Wang's team has mimicked this structure in its three-dimensional forest of branched nanowires. It uses a process called the photo-electrochemical decomposition of water ("photoelectrochemical water-splitting") to produce hydrogen.
The water disintegration is the process consisting in that water is separated into oxygen and hydrogen in order to extract hydrogen. The process uses clean energy without any greenhouse gases as byproducts. By comparison, builds current technologies to produce hydrogen on electricity, often generated from fossil fuels.
- Hydrogen is considered a clean fuel compared to fossil fuels because it produces no carbon emissions, but production is currently not in an environmentally friendly way, says Ke Sun, a graduate student in electrical engineering who attended the project.
The vertical tree structure also maximizes the production of hydrogen. One can liken this to a pot of boiling water. Is the pan on a flat surface, the bubbles must be pretty big to get up to the surface. The nano-tree structure can be very small gas bubbles of hydrogen is extracted more rapidly.
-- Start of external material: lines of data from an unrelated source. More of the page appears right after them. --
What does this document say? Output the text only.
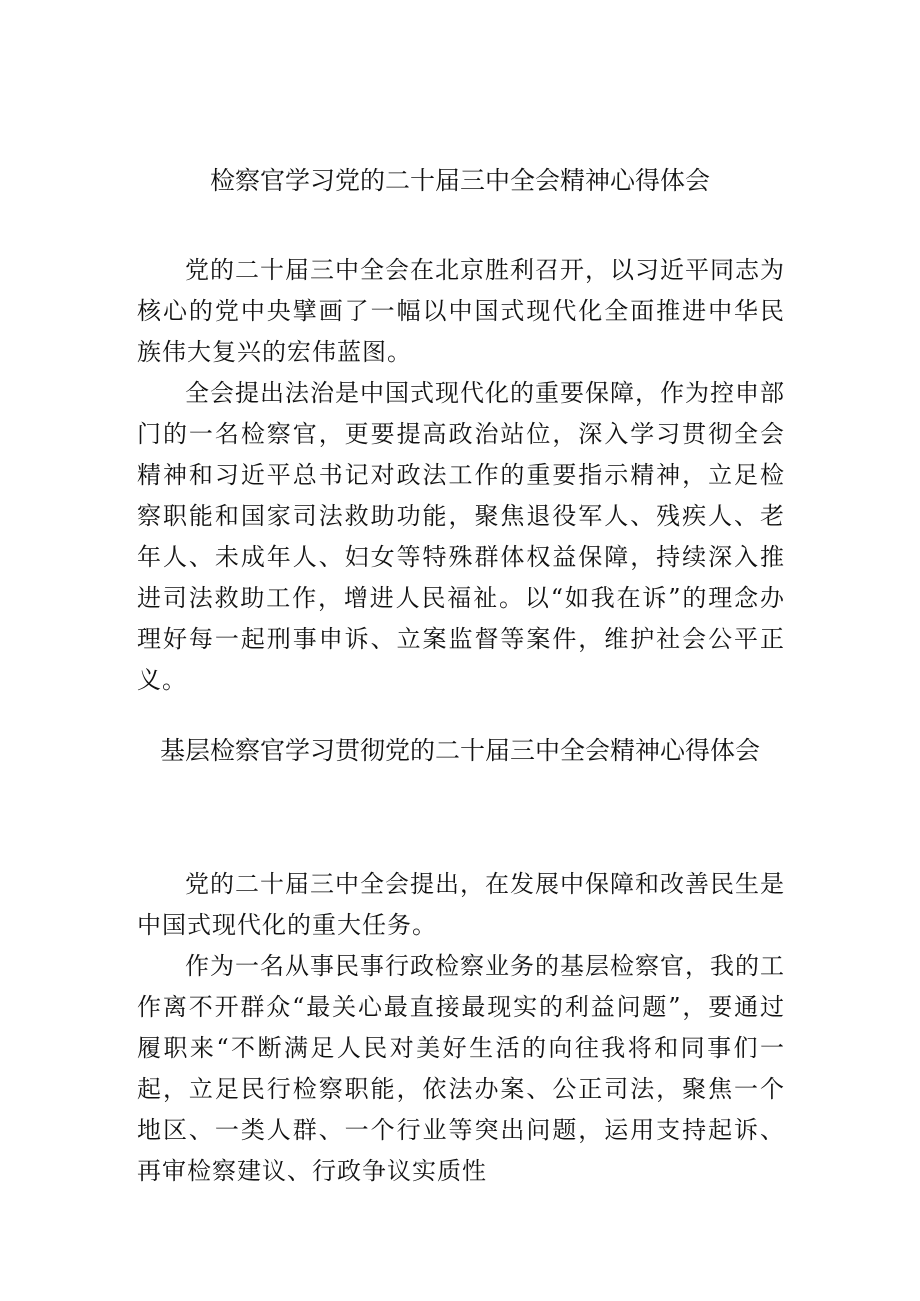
检察官学习党的二十届三中全会精神心得体会

党的二十届三中全会在北京胜利召开，以习近平同志为核心的党中央擘画了一幅以中国式现代化全面推进中华民族伟大复兴的宏伟蓝图。

全会提出法治是中国式现代化的重要保障，作为控申部门的一名检察官，更要提高政治站位，深入学习贯彻全会精神和习近平总书记对政法工作的重要指示精神，立足检察职能和国家司法救助功能，聚焦退役军人、残疾人、老年人、未成年人、妇女等特殊群体权益保障，持续深入推进司法救助工作，增进人民福祉。以“如我在诉”的理念办理好每一起刑事申诉、立案监督等案件，维护社会公平正义。

基层检察官学习贯彻党的二十届三中全会精神心得体会

党的二十届三中全会提出，在发展中保障和改善民生是中国式现代化的重大任务。

作为一名从事民事行政检察业务的基层检察官，我的工作离不开群众“最关心最直接最现实的利益问题”，要通过履职来“不断满足人民对美好生活的向往我将和同事们一起，立足民行检察职能，依法办案、公正司法，聚焦一个地区、一类人群、一个行业等突出问题，运用支持起诉、再审检察建议、行政争议实质性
In the long term goal is more Wang's research goes way: to create artificial photosynthesis. In photosynthesis, plants absorb sunlight while storing carbon dioxide and water from the atmosphere to produce carbohydrates for its own growth. Wang's team hopes to simulate this process is also used to capture carbon dioxide from the atmosphere, reducing carbon dioxide emissions and convert it into fuel.
- We try to simulate what plants do to convert sunlight into energy. We hope that our "Nano tree" in the near future may become part of a device that works like a real tree for photosynthesis, says Sun.